Left- and right-wing politicians united to pressure Japan's
self-regulating film censorship authorities into giving Battle Royale
a Restricted-15 certificate. It's the first Japanese film to be given a Restricted
certificate on the grounds of excessive violence. Censorship has previously
only been applied to pornography and films which contain scenes of drug use.
These have usually been given an R-18 certificate.
Japan's juvenile crime rate is reportedly very low, but
some recent high-profile cases, which include the bombing of a video store
by a 17-year-old, as well as a seven-year-old child killer, have made politicians
anxious. "Battle Royale turns murder into a game," opposition legislator
Koki Ishii told The Los Angeles Times.
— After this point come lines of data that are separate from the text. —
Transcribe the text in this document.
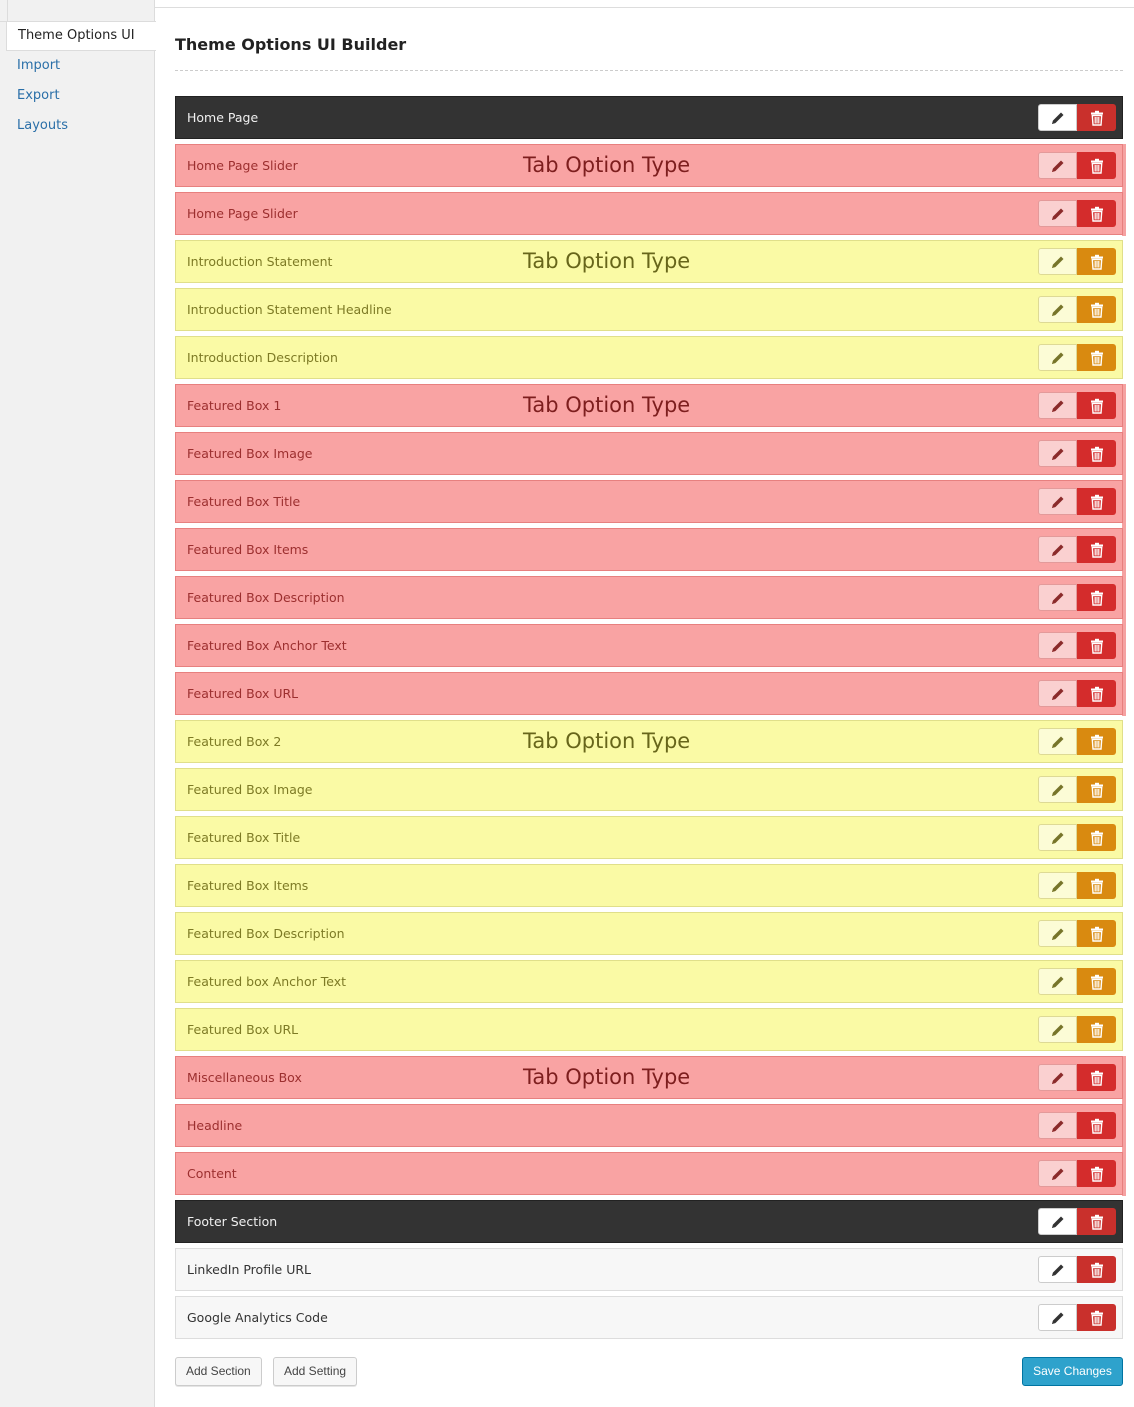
Theme Options UI
Import
Export
Layouts
Theme Options UI Builder
Home Page
Home Page Slider	Tab Option Type
Home Page Slider
Introduction Statement	Tab Option Type
Introduction Statement Headline
Introduction Description
Featured Box 1	Tab Option Type
Featured Box Image
Featured Box Title
Featured Box Items
Featured Box Description
Featured Box Anchor Text
Featured Box URL
Featured Box 2	Tab Option Type
Featured Box Image
Featured Box Title
Featured Box Items
Featured Box Description
Featured box Anchor Text
Featured Box URL
Miscellaneous Box	Tab Option Type
Headline
Content
Footer Section
LinkedIn Profile URL
Google Analytics Code
Add Section	Add Setting	Save Changes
Lawmakers are now mooting a
tougher ratings system. To muddy the situation, it's alleged that some juvenile
offenders have claimed that they couldn't distinguish between reality and
virtual reality.
Director Kinji Fukasaku, well known for his classic yakuza cycle Battles
Without Honour or Humanity, dismisses charges that his film could encourage
violence. "It's strange that it's received this certificate, as it does
not glamorize violence," says Fukasaku, an assertive 70-year-old. "The government
is trying to regulate the media on the grounds that some things are harmful
to young people. The politicians alleged that this film would be very harmful
to teenagers. I said that this was not the case. The debates got very heated,
and made Battle Royale very famous - so it became a great hit!"
Fukasaku claimed that, far from turning murder into a game, the film was
actually an examination of how teenagers react under extreme pressure, based
on his own wartime experiences.
The fact that violent films play unrated in Japan may surprise Americans
concerned about the effects of violence on viewers. But ideas of what is
acceptable and what is unacceptable are often culturally specific. Japanese
popular culture, from pornography to manga comics, brims with violence,
as documented in Ian Buruma's book Behind The Mask: On Sexual Demons,
Sacred Mothers, Transvestites, Gangsters, Drifters, and Other Japanese Cultural
Heroes.
The martial arts - whether practical or literary - are an integral
part of Chinese culture, so most Hong Kong kung-fu films receive a Category
2 rating, which allows children to see them. Furthermore, outside areas
of triad activity, Hong Kong is a very safe place.
Violence is perhaps integral to American culture, too.
Many Americans' conceptions of society still hark back to the mythology of
the Wild West the frontier notions of self-reliance, small government,
and family values. As Westerns like John Ford's My Darling Clementine
show, the forces of order from the American East still had to use violent
means to "civilise" the anarchic forces of the Wild West. The gun-slinger
is the definitive image of the frontier years, and, perhaps, of the American
movie itself.
With his 1997 release Wyatt Earp, a tough reading
of the life of the legendary lawman, director/screenwriter Lawrence Kasdan
attempted to show how the values of the 19th Century still inform American
society today. "You can see the seeds of everything that's wrong with United
States in that time," Kasdan told me. "We have always had to deal with chaos.
People often say, 'what we need today is a Wyatt Earp'. Earp would just go
into a situation, blast away, and clean it up. It's a very American idea.
But the last 30 years has shown that, in modern society, it's impossible to
clean things up that way."
If Kasdan is right, banning violent films isn't going to improve the situation
on America's streets. It also means that viewers will be flocking to enjoy
Steven Seagal's violent brand of justice for some time to come.